Estágio chega ao fim: há direito a subsídio de desemprego?

Miguel Pinto

O fim de um estágio pode ser o princípio de uma carreira profissional ou a perspetiva do desemprego. Saiba que direitos pode ter.

mulher a fazer estágio

O fim de um estágio costuma trazer uma mistura pouco confortável de emoções. Por um lado, existe a expectativa de ficar na empresa. Por outro, chega o receio de voltar à procura de trabalho, atualizar currículos e entrar novamente no ciclo das candidaturas, entrevistas e respostas que aparecem semanas depois, quando já ninguém se lembra da vaga.

A modernidade conseguiu transformar a simples procura de emprego numa espécie de reality show burocrático. Mas há uma questão prática que surge quase sempre quando o estágio termina: existe direito a subsídio de desemprego?

A resposta depende do tipo de estágio, dos descontos efetuados para a Segurança Social e do histórico contributivo da pessoa em causa. Em muitos casos, a resposta é sim. No entanto, existem diferentes apoios e regras específicas que importa compreender para evitar surpresas desagradáveis numa altura em que a estabilidade financeira pode ficar comprometida.

Nem todos os estágios funcionam da mesma forma

O primeiro ponto essencial passa por perceber que nem todos os estágios têm o mesmo enquadramento legal.
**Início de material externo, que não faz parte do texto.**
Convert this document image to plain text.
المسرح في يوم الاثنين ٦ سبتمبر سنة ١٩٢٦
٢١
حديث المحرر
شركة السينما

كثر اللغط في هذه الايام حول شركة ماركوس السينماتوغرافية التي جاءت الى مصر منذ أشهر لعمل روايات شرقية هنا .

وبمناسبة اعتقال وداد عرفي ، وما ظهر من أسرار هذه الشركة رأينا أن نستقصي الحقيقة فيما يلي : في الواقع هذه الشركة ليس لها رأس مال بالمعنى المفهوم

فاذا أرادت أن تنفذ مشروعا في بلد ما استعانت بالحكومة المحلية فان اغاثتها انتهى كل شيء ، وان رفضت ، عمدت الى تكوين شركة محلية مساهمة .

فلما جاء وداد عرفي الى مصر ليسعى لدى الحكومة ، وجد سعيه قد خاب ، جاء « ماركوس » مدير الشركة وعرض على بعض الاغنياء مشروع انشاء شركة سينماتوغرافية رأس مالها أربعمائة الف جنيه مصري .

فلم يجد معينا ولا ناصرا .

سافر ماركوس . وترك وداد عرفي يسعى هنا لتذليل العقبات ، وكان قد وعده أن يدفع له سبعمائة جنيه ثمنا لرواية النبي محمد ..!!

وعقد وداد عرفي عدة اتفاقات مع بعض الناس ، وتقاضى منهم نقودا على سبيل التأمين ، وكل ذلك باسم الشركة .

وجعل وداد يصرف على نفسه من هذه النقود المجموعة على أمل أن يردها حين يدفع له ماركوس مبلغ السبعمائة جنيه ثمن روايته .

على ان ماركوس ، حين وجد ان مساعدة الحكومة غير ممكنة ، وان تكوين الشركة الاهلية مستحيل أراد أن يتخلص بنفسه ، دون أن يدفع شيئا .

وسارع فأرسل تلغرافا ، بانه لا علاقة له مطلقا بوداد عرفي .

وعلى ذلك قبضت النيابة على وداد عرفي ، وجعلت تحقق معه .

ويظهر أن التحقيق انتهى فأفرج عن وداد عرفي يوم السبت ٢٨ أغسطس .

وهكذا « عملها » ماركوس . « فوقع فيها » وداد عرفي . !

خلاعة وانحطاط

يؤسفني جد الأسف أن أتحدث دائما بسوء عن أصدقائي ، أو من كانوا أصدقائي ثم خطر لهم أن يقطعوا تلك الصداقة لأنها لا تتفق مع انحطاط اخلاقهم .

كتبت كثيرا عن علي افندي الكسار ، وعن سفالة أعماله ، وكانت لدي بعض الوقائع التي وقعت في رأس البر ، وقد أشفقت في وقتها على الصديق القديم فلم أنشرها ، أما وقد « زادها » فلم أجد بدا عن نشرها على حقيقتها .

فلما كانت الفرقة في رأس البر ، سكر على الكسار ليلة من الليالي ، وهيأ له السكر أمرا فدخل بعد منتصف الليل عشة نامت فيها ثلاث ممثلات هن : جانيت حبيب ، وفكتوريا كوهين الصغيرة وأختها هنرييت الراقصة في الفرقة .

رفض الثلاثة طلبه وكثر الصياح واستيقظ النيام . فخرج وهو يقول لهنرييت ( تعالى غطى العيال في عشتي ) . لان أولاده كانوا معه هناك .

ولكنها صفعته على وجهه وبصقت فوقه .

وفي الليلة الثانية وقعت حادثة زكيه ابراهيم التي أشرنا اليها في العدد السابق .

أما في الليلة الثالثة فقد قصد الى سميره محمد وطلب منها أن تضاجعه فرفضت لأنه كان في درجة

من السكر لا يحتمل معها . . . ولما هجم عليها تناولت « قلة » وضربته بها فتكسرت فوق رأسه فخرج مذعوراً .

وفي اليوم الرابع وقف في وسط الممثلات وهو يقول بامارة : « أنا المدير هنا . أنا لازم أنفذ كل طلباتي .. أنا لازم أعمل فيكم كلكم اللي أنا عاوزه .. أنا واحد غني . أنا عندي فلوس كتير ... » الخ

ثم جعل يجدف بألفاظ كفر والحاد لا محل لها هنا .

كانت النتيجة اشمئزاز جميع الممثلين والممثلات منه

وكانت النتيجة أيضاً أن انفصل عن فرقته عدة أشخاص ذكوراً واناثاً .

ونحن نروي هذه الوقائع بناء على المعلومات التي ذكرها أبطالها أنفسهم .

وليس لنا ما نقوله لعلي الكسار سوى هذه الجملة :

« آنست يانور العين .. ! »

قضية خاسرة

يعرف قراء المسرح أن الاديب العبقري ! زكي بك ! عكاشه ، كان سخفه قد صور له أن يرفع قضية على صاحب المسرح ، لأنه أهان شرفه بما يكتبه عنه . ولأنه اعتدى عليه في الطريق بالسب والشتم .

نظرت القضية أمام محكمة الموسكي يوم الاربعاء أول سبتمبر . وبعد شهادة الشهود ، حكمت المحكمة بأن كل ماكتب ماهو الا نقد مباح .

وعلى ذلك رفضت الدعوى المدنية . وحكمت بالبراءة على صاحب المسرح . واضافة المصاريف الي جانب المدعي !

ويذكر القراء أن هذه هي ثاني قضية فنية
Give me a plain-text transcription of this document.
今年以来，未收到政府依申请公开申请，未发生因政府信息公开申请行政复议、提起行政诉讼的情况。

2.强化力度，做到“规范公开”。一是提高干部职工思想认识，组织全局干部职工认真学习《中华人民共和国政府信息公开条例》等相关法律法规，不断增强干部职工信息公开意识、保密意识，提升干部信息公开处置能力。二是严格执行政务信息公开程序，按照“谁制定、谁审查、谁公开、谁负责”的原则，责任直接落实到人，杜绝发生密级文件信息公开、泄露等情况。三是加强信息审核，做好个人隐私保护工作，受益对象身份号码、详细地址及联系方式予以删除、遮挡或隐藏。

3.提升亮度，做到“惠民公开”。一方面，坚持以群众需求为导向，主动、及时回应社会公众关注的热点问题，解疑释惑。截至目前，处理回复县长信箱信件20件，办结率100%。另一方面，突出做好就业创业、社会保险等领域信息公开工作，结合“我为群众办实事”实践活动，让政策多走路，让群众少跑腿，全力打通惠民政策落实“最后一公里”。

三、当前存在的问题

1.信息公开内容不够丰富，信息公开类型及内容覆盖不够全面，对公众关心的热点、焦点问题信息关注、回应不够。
Existem estágios profissionais apoiados pelo IEFP, estágios extracurriculares, estágios curriculares e outros modelos promovidos diretamente pelas empresas.

O elemento decisivo para efeitos de proteção no desemprego é a existência de descontos para a Segurança Social e o enquadramento do estágio como atividade com registo de remunerações.

Nos estágios profissionais financiados pelo IEFP, por exemplo, existe normalmente obrigação de contribuições para a Segurança Social. Isso significa que o tempo de estágio pode contar para o prazo de garantia necessário para aceder ao subsídio de desemprego, desde que estejam reunidas as restantes condições legais.

Já alguns estágios curriculares associados ao ensino superior podem não implicar descontos. Nesses casos, o período de estágio não conta para efeitos de proteção no desemprego.

De forma geral, o que importa confirmar é se existiram descontos efetivos para a Segurança Social durante o estágio. Essa informação pode ser consultada na Segurança Social Direta, através do histórico de remunerações.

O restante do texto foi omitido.